As I walked through the doorway, the air filled with the sharp citrus scent of spells burning away the impurities on her clothing and skin.
“She will need good food, quiet, rest, clean water, and someone checking on her twice a day.” I settled her body onto the bed’s soft mattress. “Oh, and fresh air, plenty of it,” I declared as I opened the three windows.
“Understood.” My housekeeper regarded me with her hands on her hips. “And where shall you be?”
“With the king.” I glanced toward the bed and checked my patient’s vitals again. “She should be awake by morning.” I tweaked the spells on the hut. “The spells will notify you when she does. I will be back in a day or two, three at the most. Now, where did you see Lippin last?” I took a step toward the door, but Sina blocked the opening, nose and ears twitching.
“And when she is healed?”
“I will return before then.”
She sniffed and eyed me with one crystal-clear, golden eye. This was a sign she was trying to detect whether or not I was being deceptive. Although elves were hypersensitive to lying to the point that as a species we rarely, if ever, lied, we could withhold truth without discomfort. “See that you do. Humans are a hefty commitment, and I don’t want the responsibility of having to keep this one alive.”
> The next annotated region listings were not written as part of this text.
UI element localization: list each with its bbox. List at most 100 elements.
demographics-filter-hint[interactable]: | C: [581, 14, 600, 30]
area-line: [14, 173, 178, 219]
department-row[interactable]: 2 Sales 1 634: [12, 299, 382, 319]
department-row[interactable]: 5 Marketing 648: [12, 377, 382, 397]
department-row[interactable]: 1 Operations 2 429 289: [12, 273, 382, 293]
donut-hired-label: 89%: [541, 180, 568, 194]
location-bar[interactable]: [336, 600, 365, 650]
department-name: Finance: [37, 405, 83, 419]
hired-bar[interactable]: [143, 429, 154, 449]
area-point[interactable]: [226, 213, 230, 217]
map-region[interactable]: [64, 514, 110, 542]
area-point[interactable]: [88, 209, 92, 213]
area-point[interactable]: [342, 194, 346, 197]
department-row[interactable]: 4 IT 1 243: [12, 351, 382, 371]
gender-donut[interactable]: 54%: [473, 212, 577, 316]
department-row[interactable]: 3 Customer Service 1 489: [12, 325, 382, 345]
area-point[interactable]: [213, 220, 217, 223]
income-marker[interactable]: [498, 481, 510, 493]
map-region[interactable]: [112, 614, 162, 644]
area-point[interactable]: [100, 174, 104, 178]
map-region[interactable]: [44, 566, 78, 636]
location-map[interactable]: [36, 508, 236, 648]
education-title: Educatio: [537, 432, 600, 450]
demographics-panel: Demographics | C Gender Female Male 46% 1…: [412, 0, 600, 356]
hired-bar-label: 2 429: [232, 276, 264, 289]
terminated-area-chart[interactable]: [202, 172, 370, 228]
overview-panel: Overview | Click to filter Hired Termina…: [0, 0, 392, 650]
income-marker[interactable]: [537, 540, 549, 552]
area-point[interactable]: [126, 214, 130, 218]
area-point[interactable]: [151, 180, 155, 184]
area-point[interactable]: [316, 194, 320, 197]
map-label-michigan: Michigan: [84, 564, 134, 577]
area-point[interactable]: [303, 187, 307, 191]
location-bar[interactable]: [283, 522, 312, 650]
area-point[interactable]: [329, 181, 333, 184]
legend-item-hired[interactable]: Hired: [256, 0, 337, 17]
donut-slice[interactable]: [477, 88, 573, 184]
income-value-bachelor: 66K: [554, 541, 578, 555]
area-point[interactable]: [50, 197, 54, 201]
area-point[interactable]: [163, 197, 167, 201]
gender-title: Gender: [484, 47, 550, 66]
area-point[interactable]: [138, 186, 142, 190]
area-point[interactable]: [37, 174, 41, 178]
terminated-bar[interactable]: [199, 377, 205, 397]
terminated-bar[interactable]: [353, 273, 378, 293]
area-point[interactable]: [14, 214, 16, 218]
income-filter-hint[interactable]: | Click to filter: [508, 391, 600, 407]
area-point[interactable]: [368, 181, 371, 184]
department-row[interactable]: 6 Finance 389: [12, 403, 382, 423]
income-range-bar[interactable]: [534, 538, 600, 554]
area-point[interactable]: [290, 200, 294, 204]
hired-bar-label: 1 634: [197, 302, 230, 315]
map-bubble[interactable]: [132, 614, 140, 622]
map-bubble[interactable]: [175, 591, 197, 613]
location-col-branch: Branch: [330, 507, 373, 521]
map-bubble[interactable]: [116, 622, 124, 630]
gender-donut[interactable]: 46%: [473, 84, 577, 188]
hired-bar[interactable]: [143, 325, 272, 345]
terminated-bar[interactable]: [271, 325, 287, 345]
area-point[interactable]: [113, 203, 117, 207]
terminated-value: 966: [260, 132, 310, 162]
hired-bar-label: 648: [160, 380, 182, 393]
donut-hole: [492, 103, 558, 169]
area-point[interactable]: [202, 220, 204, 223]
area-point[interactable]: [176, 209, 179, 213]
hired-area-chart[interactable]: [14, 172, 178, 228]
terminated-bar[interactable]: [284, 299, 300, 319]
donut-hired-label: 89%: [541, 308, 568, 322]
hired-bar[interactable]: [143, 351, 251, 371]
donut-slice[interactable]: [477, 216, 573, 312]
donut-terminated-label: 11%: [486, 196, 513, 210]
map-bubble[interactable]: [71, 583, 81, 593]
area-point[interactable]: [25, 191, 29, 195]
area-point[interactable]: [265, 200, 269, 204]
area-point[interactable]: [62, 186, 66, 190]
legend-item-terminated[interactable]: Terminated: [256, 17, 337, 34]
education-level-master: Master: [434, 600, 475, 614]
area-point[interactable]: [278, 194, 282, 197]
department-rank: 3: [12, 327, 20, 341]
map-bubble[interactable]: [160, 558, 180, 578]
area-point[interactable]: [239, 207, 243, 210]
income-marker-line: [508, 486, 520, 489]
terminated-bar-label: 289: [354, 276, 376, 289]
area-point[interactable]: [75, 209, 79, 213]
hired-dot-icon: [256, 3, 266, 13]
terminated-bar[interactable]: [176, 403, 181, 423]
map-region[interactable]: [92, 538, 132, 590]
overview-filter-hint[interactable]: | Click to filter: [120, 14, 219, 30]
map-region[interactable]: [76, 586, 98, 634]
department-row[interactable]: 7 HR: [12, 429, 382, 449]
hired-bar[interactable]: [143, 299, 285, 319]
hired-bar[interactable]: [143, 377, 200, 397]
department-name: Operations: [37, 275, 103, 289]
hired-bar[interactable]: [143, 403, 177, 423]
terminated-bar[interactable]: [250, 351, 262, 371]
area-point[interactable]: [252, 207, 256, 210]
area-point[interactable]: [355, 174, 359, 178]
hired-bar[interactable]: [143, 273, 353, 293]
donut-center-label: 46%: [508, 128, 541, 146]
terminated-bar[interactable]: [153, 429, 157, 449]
“Understood.” I met her probing gaze. “May I leave now? I need to find Lippin to give him the yaron harvest I collected before I leave for Emrys’ palace.”
“Eat before you go.”
I regarded her with far more patience than I felt. “If you have something prepared in less than a quarter of an hour, I will eat. If not, I won’t eat.”
She wrinkled her nose at me. “Come to the kitchens in an hour. I will prepare something for you to eat on your way.” Stepping back into the garden, she let me pass.
“I knew there was a reason why I keep you on my staff.”
She snorted. “As though anyone else would put up with you.” Then she left in a flurry of legs, skirts, and hair.
I turned the opposite direction and headed toward the first of my wayward assistant’s favorite hiding places—the griffin’s roost.
∞∞∞
Adela
I woke peacefully from the most delightful dream. I imagined someone had come into my dungeon of a chamber, carried me from my bed, and deposited me in a luxuriously soft bed in the most opulent room. Strangely, when I opened my eyes, I realized it must’ve not been completely fantasy considering I lay on the softest surface I had ever experienced and was gazing up at an impossibly white ceiling.
Someone must’ve made a mistake. I was a nobody, an unclean thing. I would only soil the surrounding cleanliness. Sitting up, intent on rectifying the mistake, I was delayed by the swimming sensation in my head.